You can actually see from the pictures above that there was no beading or sheeting at all, the water just sat on the panel doing nothing.... So wet car and time for some Shine and Protect as time was tight:thumb:



4 or 5 sprays on each panel then spread around using a plush MF cloth.



Straight away you could feel the the panels becoming smoother and more slick and going round the car took a matter of 5 mins.



Even the glass came up well :thumb:

Standing back after application and you could see that the panels were pretty smeary (I tried to show this in a picture but due to the colour of the car it was a non starter).

So it was then time to go round the car with a larger drying towel to complete the final buffing proceedure .
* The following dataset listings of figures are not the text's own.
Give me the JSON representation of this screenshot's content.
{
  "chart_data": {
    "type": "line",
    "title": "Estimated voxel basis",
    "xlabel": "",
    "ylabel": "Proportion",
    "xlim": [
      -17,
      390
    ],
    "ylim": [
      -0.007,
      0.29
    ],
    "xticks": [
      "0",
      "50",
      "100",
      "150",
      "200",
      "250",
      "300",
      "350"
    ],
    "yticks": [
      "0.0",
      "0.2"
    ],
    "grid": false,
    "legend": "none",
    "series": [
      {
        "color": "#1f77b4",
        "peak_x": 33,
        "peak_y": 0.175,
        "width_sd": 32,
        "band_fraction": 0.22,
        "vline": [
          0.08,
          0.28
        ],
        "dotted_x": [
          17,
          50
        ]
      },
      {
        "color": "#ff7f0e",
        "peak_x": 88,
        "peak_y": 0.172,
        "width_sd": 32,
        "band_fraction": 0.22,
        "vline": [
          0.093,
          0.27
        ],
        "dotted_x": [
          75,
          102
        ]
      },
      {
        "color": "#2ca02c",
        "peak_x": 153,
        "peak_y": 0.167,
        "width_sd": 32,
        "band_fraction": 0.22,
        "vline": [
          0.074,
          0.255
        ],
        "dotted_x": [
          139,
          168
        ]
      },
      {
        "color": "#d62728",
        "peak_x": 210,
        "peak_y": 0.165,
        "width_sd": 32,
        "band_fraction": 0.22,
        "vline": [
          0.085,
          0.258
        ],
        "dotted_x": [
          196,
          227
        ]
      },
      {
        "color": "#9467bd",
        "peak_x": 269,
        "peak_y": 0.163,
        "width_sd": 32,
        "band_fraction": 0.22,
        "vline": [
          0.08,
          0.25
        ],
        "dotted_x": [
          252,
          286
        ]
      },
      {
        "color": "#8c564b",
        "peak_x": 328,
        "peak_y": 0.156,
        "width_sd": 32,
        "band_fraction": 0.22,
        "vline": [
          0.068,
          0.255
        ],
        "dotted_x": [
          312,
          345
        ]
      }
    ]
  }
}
You could really feel the difference in the panels with each coming up pretty slick and shiny but i did see some smears so felt the need to go back round again with another clean plush MF cloth, not really a problem but it I felt it still needed doing:thumb:



The whole coating process in reality and this was with 3 runs round the car took a maximum of 10 minutes and this was incorporated into the drying process so really good time wise so was ideal for me today:thumb:

I was really chuffed with what had been achieved, going from a car that felt like a badgers bum to something that felt pretty slick in 10 minutes was brilliant



*Price:* £16.99 for a 500ml bottle and is available from here: http://www.autobead.com/products/shine-protect

Thinking about value this is not the cheapest product available but bear in mind that no more than 20ml of the product was used this means that the bottle would yield 25 applications, if the 10 week/wash durability can be achieved then its pretty good value.

*Would I use it again?:*

I think i will, I would like to give it a run out on a protected car to see how it looks, I also think it would work pretty well for those times when time is tight.

*Conclusion:*

Its always nice to try something new and it was certainly a new experience completing that little clean up :thumb:

AutoBead Shine and Protect is a really easy to use top up LSP spray, if you are ever short of time or even just can't be bothered this one might be worth a shout especially if the 10 wash durability can be achieved.



Weird beading thought but from none to this in 10 mins 

*Thanks for reading*


----------